Silas Stone has been featured in several adaptations, first appearing in animated form in several cartoons. Actor Joe Morton portrayed the character in the DC Extended Universe films Batman v Superman: Dawn of Justice, the theatrical cut of Justice League and Zack Snyder's Justice League (original director's cut of the 2017 film). Phil Morris portrays the character in the Doom Patrol television series on DC Universe and HBO Max.

Fictional character biography
Silas Stone is a scientist who formerly worked at S.T.A.R. Labs and is the father of Victor Stone. Blaming himself for the accident that damaged 90% of his son's body during his high school days, Silas Stone had to turn his son into a cyborg which led to Victor Stone taking the name Cyborg. As Victor blamed his father for the accident, Silas attempted to heal his son's hatred of him by helping to build Titans Tower for the Teen Titans.
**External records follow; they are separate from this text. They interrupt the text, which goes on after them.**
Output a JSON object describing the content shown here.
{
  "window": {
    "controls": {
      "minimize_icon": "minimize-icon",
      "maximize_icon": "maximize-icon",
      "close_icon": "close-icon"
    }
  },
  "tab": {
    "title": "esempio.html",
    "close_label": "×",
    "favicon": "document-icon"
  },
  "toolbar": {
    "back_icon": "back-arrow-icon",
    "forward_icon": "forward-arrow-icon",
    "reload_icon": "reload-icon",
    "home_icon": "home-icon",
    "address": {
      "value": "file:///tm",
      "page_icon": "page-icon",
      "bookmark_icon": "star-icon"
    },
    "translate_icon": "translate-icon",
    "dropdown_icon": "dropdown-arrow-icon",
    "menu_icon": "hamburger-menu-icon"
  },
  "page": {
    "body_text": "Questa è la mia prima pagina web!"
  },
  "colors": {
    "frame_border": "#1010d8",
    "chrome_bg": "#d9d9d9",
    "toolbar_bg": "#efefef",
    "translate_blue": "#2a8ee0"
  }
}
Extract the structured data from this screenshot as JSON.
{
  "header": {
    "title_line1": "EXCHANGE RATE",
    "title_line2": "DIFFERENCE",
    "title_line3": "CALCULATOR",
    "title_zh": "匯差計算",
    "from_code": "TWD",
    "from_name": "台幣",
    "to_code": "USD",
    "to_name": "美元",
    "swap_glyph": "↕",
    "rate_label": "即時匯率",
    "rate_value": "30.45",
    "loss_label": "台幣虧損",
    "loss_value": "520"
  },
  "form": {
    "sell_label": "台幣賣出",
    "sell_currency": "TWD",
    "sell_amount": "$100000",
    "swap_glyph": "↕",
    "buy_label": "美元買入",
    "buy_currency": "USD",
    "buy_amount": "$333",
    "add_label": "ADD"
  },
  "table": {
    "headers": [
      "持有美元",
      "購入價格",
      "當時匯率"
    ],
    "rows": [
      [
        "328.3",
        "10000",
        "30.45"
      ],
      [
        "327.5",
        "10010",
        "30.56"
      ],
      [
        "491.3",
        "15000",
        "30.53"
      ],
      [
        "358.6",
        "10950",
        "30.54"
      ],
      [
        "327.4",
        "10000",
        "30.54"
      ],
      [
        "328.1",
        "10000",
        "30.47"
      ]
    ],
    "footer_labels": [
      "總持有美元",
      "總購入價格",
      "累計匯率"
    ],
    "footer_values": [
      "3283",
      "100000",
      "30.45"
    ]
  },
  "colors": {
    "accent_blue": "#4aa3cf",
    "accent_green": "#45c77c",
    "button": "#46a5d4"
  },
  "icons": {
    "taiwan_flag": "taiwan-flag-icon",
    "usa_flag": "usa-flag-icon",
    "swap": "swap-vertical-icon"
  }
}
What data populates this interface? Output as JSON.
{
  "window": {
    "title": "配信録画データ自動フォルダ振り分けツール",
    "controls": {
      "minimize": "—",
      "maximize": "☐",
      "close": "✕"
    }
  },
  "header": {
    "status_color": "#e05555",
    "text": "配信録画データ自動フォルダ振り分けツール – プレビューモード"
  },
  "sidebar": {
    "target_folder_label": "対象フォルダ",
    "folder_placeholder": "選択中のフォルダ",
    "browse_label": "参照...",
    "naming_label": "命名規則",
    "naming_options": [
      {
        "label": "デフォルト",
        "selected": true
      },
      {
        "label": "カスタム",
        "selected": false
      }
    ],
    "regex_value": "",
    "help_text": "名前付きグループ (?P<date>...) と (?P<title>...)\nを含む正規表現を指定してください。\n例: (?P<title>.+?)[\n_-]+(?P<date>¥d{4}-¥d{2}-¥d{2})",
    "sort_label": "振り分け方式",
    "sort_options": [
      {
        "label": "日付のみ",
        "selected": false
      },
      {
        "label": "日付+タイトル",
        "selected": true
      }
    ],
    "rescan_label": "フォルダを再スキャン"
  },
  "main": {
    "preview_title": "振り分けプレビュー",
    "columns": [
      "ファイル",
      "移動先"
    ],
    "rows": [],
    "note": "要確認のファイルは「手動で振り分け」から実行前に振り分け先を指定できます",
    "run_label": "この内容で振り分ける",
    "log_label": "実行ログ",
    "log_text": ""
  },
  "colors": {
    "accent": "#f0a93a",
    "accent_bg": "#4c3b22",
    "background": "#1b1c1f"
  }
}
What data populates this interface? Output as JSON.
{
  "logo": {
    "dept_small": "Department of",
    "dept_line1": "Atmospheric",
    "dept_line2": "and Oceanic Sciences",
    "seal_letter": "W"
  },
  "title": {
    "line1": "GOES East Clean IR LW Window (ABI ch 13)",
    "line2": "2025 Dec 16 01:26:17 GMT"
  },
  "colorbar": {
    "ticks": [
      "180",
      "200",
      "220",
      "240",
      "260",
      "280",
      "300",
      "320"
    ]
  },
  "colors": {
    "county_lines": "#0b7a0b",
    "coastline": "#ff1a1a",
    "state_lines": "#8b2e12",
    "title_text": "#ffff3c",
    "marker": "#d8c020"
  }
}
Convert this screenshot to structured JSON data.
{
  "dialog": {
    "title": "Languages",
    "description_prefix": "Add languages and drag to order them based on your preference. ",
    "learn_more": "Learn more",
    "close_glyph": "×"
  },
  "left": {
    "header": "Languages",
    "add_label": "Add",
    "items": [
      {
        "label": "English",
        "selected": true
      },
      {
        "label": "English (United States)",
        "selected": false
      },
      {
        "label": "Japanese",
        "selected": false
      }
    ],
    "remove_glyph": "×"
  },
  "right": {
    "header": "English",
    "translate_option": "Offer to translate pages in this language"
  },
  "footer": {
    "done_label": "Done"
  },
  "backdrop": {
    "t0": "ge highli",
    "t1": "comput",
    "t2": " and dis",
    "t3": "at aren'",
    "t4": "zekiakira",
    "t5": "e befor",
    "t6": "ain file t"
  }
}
While on his deathbed after years of failing to make it up to his son due to him dying from radiation poisoning caused by a monster the Teen Titans were fighting, Silas finally reconciled with Cyborg as he passes away.

In 2011, "The New 52" rebooted the DC universe. Silas Stone is a scientist at S.T.A.R. Labs Super-Human Study building in Detroit studying a mysterious box when he is informed of the arrival of his son Victor. While Silas was annoyed that Victor showed up at his place of work, Victor talks to him about the scholarships that he received. Silas states that he doesn't need a scholarship as he is already paying for his school which leads to the two of them arguing about it. When the box in the Justice League's possession and the box at S.T.A.R. Labs activate, Parademons come out and Victor is torn apart. Silas cradles his son's damaged body and vows not to lose him like he lost his wife. With help from some co-workers, Silas takes his son to a secured room while telling him to hang in there. Following Victor's brief cardiac arrest while his body is being outfitted with experimental technology, Silas starts hearing Cyborg quote the binary code indicating that his repaired body is now online. When Victor comes out of the room in his Cyborg body, he defends his father from the invading Parademons.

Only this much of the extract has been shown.